To find the slope of the tangent at a specific point on the curve, we evaluate the derivative at that point. This process requires substituting the x-value of the point into the derivative.In our case, the point given is \((-1, 3)\). By substituting \(x = -1\) into the derivative:\[ y' = -2(-1) = 2 \]The slope of the tangent line, \(m\), at the point \((-1, 3)\) is 2. This tells us that at this point, the tangent line is rising at a rate of 2 units up for every unit it moves to the right.
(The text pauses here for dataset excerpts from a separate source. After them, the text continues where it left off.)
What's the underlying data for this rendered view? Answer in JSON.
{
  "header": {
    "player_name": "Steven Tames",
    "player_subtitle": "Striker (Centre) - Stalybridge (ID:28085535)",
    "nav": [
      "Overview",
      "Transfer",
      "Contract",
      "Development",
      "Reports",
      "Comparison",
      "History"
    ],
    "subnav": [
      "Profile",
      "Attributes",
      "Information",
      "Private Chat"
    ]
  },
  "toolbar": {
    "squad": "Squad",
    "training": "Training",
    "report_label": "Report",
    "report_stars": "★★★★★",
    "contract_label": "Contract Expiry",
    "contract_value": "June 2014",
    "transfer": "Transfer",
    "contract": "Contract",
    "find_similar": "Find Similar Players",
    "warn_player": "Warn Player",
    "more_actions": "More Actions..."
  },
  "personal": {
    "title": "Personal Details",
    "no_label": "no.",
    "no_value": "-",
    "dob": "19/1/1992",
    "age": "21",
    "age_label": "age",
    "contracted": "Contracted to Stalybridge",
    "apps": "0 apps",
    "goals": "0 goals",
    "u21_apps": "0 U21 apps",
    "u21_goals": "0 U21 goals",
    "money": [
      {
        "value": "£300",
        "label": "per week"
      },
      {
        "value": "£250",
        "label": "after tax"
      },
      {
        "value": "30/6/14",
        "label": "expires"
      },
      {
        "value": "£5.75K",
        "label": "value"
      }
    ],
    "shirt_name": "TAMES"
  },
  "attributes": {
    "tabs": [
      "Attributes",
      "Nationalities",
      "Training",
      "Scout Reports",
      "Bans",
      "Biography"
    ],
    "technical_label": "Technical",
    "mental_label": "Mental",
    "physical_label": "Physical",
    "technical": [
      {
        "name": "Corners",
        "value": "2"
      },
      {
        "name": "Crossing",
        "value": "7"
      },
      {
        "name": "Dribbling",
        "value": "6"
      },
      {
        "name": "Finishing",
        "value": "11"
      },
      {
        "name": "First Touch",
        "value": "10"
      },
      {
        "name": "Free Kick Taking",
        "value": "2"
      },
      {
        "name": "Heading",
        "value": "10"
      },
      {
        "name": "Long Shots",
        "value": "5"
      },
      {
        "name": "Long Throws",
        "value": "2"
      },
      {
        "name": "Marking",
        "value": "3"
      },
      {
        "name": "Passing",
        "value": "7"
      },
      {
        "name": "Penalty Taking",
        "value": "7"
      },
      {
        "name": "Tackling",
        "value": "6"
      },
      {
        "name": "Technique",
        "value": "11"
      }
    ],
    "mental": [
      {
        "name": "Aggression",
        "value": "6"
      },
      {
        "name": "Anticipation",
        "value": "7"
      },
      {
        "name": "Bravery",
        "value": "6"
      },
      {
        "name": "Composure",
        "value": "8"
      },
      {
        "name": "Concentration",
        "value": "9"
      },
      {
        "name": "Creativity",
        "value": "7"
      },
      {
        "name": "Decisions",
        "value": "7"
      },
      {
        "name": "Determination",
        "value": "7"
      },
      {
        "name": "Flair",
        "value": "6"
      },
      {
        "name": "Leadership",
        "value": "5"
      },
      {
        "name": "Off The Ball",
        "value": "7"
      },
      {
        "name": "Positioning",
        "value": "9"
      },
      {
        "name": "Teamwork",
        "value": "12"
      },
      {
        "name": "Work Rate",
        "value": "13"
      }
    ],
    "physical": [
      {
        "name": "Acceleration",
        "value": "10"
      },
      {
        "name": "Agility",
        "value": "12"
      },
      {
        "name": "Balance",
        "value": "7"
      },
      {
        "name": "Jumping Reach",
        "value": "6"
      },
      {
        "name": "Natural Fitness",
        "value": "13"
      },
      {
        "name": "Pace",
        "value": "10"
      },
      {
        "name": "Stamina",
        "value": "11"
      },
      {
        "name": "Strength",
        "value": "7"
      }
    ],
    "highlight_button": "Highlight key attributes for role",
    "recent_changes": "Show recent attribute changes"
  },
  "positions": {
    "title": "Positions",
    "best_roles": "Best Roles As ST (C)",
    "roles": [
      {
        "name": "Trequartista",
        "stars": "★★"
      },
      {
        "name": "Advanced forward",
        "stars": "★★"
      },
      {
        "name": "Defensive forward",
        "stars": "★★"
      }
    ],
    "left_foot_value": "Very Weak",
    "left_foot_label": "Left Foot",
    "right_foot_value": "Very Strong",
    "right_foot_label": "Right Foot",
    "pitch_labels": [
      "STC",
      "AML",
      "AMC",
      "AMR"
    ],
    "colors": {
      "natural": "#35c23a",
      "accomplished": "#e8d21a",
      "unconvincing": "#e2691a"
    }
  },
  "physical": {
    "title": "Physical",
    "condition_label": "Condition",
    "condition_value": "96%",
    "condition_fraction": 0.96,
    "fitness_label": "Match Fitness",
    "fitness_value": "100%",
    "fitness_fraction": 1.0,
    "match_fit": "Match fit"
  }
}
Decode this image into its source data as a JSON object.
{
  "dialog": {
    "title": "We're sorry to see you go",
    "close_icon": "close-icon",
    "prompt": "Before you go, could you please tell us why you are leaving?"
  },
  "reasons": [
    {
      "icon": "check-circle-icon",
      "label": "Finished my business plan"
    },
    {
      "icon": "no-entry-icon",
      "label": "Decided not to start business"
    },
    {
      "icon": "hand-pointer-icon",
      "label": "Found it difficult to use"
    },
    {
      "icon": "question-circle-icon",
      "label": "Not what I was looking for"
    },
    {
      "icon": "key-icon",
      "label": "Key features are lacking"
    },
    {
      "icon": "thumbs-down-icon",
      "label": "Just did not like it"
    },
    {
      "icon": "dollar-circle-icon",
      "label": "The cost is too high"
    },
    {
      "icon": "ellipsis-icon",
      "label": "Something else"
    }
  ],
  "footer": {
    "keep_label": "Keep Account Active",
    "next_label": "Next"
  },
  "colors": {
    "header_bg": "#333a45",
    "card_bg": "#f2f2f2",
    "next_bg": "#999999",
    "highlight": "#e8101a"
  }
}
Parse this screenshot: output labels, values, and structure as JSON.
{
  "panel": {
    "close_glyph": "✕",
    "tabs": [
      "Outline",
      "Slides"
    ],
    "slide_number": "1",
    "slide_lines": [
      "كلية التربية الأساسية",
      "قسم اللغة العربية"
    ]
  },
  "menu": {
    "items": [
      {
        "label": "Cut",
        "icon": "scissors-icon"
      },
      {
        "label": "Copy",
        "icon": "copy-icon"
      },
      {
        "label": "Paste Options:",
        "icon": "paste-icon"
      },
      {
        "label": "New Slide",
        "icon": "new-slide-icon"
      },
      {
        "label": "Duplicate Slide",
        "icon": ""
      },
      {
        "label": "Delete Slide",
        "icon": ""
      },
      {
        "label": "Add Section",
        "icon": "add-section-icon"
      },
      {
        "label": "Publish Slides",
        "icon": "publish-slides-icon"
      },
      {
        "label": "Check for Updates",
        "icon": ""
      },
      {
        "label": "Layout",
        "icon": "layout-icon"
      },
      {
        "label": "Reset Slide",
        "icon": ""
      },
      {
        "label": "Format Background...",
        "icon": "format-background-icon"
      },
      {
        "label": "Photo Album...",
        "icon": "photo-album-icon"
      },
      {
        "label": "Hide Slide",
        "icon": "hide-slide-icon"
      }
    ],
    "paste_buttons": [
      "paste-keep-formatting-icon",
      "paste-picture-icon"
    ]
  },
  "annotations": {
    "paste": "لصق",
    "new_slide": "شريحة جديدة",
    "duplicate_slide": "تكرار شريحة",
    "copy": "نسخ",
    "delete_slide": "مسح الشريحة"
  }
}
Understanding the slope is crucial as it determines the angle and steepness of the tangent line.

Once we have the slope of the tangent line, we can find the equation of that line using the point-slope form. This is a simple and efficient way to form an equation of a line when a point on the line and the slope are known.The point-slope formula is:\[ y - y_1 = m(x - x_1) \]where \((x_1, y_1)\) is a given point on the line and \(m\) is the slope.Given our point \((-1, 3)\) and slope \(m = 2\), we substitute these values into the formula:\[ y - 3 = 2(x + 1) \]After simplifying, we find the equation in slope-intercept form (\(y = mx + b\)), which is easier to graph:\[ y = 2x + 5 \]This equation describes the tangent line precisely as touching the curve only at \((-1, 3)\). Using the point-slope form to derive the equation is a fundamental technique in algebra and calculus.